Dendritic PEI macrosurfactants could dictate the surface of an in-situ-prepared open-cellular polyHIPE, a typical kind of macroporous polymer, by using a HIPE templating technique. The dendritic macrosurfactants showed lower viscosity and better solubility than their linear counterparts, indicating their enhanced performance in a HIPE process. They robustly attached to the polyHIPE matrix regardless of the physical adhesion nature. PolyHIPEs with surfaces dictated by functional PEI macrosurfactants could act as a well-recyclable adsorbent. Catalytic metal nanoparticles could be facilely introduced onto the surface of a polyHIPE through the help of PEI macrosurfactants, thereby making these nanoparticles readily recyclable catalysts. With the residual active amino groups on the polyHIPE surface, the polyHIPE was transformed into aminopolycarboxylic acid, capable of eliminating various heavy metal species from water.

The application of most polyHIPEs is related to their open-cellular structure and surface functions when adsorption and catalysis are involved.
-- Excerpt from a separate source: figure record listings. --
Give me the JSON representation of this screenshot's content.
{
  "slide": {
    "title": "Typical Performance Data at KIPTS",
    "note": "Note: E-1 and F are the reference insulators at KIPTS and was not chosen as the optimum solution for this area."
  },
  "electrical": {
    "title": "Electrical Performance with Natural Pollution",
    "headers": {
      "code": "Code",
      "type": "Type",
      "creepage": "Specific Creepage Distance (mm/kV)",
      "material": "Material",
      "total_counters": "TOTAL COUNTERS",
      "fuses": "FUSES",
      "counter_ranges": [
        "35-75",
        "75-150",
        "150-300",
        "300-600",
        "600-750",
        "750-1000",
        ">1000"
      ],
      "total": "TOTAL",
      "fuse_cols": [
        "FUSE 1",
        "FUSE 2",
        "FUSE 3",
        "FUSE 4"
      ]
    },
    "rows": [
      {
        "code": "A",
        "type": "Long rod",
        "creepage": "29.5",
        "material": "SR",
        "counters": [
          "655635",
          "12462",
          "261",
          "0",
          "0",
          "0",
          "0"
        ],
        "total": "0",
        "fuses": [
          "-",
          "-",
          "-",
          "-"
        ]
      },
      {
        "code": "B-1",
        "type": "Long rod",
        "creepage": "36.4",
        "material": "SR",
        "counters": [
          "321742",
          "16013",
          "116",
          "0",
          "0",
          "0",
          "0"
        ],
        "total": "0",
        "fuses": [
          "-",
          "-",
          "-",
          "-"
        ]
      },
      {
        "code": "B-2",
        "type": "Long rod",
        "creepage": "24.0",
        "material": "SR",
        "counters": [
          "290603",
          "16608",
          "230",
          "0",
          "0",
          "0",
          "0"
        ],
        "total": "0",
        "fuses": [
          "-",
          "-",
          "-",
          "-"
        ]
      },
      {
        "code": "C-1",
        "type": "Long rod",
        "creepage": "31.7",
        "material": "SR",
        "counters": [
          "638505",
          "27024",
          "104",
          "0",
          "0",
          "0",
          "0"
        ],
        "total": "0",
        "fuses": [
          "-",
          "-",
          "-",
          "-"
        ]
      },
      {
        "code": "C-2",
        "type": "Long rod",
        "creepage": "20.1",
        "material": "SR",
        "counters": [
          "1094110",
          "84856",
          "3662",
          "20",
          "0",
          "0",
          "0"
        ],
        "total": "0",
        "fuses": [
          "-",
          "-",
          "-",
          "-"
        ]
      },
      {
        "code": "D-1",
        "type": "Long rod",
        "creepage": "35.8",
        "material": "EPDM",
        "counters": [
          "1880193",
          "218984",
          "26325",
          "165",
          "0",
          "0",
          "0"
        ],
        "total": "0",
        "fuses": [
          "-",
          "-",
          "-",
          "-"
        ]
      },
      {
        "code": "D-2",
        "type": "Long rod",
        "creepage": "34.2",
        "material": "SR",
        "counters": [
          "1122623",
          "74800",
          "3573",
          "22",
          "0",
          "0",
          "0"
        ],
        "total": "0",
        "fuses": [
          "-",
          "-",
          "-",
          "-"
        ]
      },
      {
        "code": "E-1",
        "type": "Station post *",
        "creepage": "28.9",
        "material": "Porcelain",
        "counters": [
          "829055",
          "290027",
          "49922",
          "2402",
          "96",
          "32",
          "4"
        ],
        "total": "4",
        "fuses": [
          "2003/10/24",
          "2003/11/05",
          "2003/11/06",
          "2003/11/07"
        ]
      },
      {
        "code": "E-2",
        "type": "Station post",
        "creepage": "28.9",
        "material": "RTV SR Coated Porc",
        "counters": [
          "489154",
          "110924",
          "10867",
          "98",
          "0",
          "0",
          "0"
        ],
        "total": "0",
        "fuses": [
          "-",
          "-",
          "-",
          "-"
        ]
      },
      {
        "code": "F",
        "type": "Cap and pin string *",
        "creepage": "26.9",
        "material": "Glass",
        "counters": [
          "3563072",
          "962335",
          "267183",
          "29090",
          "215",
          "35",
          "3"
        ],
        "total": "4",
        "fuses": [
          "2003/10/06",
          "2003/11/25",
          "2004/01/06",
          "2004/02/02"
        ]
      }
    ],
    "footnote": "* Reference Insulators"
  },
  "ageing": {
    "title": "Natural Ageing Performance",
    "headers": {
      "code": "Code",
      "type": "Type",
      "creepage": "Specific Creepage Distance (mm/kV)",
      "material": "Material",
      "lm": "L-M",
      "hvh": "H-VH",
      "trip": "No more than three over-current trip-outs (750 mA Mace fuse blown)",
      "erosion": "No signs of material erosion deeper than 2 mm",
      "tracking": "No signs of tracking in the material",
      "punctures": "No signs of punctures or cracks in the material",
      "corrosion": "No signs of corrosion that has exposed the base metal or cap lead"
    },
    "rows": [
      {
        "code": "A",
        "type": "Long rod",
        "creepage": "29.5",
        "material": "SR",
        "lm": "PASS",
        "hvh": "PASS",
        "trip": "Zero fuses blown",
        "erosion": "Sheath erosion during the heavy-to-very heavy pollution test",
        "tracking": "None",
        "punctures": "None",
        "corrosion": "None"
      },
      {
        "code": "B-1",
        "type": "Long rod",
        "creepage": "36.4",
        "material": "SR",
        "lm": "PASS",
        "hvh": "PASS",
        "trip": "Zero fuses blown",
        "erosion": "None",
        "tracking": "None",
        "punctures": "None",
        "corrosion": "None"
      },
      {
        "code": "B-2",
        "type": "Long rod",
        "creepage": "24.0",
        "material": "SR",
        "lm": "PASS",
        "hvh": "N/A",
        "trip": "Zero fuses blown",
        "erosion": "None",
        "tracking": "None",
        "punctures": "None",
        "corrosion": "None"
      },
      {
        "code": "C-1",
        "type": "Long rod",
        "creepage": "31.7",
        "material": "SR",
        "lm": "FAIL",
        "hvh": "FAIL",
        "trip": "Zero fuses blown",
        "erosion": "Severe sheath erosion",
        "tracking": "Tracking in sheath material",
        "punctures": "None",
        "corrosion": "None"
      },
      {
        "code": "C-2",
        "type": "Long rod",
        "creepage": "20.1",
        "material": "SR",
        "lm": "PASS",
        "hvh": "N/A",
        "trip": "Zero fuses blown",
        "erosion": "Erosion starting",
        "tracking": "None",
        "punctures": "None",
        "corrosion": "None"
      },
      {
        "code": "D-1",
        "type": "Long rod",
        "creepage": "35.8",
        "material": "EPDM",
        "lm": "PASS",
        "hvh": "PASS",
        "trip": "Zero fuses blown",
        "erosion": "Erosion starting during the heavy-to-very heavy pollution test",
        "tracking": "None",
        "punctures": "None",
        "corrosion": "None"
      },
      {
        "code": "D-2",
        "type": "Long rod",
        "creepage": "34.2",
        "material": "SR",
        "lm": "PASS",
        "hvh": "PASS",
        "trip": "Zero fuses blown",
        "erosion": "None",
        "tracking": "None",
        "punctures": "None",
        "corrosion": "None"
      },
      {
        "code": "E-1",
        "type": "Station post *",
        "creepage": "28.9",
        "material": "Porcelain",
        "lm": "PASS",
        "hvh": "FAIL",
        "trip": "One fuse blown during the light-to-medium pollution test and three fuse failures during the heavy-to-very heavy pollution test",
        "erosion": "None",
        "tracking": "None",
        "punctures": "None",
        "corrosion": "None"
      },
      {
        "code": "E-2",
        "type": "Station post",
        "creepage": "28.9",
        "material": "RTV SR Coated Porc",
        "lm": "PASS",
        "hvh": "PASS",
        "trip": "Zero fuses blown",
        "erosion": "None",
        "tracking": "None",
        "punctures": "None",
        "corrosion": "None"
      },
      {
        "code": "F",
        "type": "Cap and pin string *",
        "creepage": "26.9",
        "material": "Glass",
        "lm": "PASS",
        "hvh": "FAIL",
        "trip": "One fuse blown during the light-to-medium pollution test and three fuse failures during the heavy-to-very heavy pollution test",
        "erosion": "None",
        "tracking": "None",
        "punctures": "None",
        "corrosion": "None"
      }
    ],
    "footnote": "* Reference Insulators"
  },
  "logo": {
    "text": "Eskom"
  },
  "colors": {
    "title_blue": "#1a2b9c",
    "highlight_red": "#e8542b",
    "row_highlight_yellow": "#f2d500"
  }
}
In this respect, dendritic macrosurfactants generally lead to an open-cellular structure and a designable functional surface. Moreover, dendritic macrosurfactants demonstrate a good open-cellular structure after being partly loaded with metal nanoparticles. Most functional inorganic–organic nanocomposite particles are amphiphilic; they possibly could be similarly immobilized on a polyHIPE surface.